In fact, this is part of the heritage of SQL, and was recognized in the 1974 SEQUEL paper.

[…] there is also a large class of users who, while they are not computer specialists, would be willing to learn to interact with a computer in a reasonably high-level, non-procedural query language. Examples of such users are accountants, engineers, architects, and urban planners. It is for this class of users that SEQUEL is intended.

I see nothing wrong with having two uses for SQL. The SQL that becomes part of my code is cleaner and more explicit than my data discovery SQL, which is written very succinctly and needs not be shared in that format with anyone else.

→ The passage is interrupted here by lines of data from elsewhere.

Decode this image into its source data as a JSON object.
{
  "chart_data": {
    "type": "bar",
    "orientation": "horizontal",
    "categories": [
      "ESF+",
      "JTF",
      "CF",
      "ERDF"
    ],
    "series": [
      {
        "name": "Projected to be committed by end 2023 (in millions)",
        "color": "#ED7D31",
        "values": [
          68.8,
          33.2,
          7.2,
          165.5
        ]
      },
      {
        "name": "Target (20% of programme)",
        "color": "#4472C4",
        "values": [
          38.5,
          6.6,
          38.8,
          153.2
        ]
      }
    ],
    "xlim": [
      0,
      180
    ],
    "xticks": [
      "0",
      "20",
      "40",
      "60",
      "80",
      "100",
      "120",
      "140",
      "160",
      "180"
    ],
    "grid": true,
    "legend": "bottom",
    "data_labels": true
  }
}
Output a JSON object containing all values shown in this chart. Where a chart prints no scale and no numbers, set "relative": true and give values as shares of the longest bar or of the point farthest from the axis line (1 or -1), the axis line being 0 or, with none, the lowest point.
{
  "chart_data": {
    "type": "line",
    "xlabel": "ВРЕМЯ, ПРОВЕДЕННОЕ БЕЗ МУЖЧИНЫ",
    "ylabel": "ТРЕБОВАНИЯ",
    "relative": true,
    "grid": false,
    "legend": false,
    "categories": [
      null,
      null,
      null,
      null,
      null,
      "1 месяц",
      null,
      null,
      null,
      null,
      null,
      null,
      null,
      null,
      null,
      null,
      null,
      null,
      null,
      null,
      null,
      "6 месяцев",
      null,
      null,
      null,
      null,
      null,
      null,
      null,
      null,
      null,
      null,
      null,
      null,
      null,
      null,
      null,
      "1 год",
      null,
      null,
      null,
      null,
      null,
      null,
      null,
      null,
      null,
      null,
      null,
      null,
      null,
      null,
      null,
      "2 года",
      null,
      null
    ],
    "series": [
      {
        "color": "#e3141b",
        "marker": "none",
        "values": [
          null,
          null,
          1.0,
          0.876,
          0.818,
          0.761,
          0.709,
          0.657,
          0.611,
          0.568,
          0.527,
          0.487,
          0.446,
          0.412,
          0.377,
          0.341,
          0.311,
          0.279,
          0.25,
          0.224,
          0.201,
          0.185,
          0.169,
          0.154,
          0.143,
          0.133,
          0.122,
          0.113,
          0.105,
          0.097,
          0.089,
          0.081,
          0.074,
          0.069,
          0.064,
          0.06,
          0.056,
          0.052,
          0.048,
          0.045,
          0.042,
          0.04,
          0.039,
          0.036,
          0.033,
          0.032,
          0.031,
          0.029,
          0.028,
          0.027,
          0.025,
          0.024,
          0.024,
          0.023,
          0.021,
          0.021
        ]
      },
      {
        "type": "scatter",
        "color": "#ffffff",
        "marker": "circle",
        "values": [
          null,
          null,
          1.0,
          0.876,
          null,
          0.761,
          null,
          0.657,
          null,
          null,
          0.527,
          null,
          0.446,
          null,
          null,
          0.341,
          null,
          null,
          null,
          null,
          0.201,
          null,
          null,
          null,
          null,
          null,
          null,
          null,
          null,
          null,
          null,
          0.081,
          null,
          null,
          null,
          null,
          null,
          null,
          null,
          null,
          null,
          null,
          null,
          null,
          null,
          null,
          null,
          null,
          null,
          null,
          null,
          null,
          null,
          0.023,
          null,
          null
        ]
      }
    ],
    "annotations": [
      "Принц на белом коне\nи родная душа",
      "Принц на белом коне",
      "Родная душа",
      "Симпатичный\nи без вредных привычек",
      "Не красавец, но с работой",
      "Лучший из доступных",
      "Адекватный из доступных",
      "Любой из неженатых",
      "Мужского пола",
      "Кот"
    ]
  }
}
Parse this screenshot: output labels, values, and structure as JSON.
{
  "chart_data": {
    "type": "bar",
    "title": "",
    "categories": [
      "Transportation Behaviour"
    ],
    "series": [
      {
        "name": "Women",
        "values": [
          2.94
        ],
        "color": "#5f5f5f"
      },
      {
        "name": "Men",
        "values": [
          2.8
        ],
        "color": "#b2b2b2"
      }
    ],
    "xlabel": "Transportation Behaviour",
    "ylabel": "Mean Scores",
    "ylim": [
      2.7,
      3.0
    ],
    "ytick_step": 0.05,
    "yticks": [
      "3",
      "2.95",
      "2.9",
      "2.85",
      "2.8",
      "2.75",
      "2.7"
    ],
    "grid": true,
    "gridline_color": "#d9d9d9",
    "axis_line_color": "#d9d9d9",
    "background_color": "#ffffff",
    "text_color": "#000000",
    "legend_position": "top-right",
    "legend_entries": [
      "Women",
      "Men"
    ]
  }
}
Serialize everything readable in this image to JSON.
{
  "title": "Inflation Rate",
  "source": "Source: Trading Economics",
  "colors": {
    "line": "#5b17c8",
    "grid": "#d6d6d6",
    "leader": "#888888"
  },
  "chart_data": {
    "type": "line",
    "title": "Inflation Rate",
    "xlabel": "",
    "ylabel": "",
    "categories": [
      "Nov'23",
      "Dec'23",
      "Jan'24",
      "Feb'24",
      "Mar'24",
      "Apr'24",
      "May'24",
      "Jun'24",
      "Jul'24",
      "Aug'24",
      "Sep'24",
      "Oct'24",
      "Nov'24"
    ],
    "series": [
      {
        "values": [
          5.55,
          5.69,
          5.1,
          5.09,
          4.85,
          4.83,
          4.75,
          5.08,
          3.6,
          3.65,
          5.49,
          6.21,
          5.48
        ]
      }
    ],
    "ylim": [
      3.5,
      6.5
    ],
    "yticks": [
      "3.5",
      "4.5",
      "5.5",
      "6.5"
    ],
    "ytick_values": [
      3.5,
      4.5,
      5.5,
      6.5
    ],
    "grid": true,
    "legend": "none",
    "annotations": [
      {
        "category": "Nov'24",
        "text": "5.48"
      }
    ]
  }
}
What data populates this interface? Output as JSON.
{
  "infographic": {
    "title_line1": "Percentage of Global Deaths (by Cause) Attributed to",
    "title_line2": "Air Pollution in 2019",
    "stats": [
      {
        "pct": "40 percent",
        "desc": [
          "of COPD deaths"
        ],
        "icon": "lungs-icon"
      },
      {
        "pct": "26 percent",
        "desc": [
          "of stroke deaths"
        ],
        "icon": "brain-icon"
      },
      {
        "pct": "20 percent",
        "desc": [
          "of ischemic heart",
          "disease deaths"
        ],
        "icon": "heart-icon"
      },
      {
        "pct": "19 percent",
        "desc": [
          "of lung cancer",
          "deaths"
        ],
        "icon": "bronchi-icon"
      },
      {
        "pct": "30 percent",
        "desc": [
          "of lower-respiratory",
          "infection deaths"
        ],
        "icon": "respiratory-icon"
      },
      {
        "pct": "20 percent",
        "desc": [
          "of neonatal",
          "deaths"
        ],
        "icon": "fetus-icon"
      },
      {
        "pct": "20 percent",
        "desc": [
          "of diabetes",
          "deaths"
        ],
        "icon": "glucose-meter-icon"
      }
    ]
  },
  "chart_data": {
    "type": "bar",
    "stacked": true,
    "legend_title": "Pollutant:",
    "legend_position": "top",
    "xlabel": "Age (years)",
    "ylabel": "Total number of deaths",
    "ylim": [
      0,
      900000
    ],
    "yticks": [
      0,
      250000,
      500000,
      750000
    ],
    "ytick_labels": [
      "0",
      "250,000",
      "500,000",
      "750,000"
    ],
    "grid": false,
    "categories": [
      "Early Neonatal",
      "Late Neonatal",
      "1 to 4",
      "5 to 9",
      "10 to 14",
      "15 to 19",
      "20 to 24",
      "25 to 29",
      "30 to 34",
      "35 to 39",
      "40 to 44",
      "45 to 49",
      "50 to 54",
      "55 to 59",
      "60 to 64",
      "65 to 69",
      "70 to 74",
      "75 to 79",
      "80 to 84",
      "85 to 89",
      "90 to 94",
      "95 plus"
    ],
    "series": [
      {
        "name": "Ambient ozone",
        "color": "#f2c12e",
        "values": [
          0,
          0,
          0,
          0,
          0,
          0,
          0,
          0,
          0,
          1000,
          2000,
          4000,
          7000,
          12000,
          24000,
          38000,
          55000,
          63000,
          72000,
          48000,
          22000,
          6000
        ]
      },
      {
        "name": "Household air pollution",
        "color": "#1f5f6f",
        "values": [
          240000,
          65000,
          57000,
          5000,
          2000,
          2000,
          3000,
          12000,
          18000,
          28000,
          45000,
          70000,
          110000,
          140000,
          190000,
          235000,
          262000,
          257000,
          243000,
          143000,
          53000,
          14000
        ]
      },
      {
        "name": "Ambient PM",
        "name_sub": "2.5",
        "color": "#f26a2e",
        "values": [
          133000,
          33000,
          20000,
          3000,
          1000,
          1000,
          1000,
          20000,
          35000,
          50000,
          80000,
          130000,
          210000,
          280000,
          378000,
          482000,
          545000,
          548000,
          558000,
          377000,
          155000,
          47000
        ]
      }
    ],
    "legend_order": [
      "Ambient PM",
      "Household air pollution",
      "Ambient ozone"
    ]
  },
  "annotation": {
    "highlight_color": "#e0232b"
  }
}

We do this with other languages too. The way I write Python in the REPL is different than how I write it in organized code. For that matter, the way I write Python as I’m developing my Jupyter notebooks is different than the way I write it in the final versions, following refactoring phases.

We should support SQL the way it is actually used, and do what we can to make it easier for users.

Conclusion

Less typing. Less errors. More knowledge. Faster.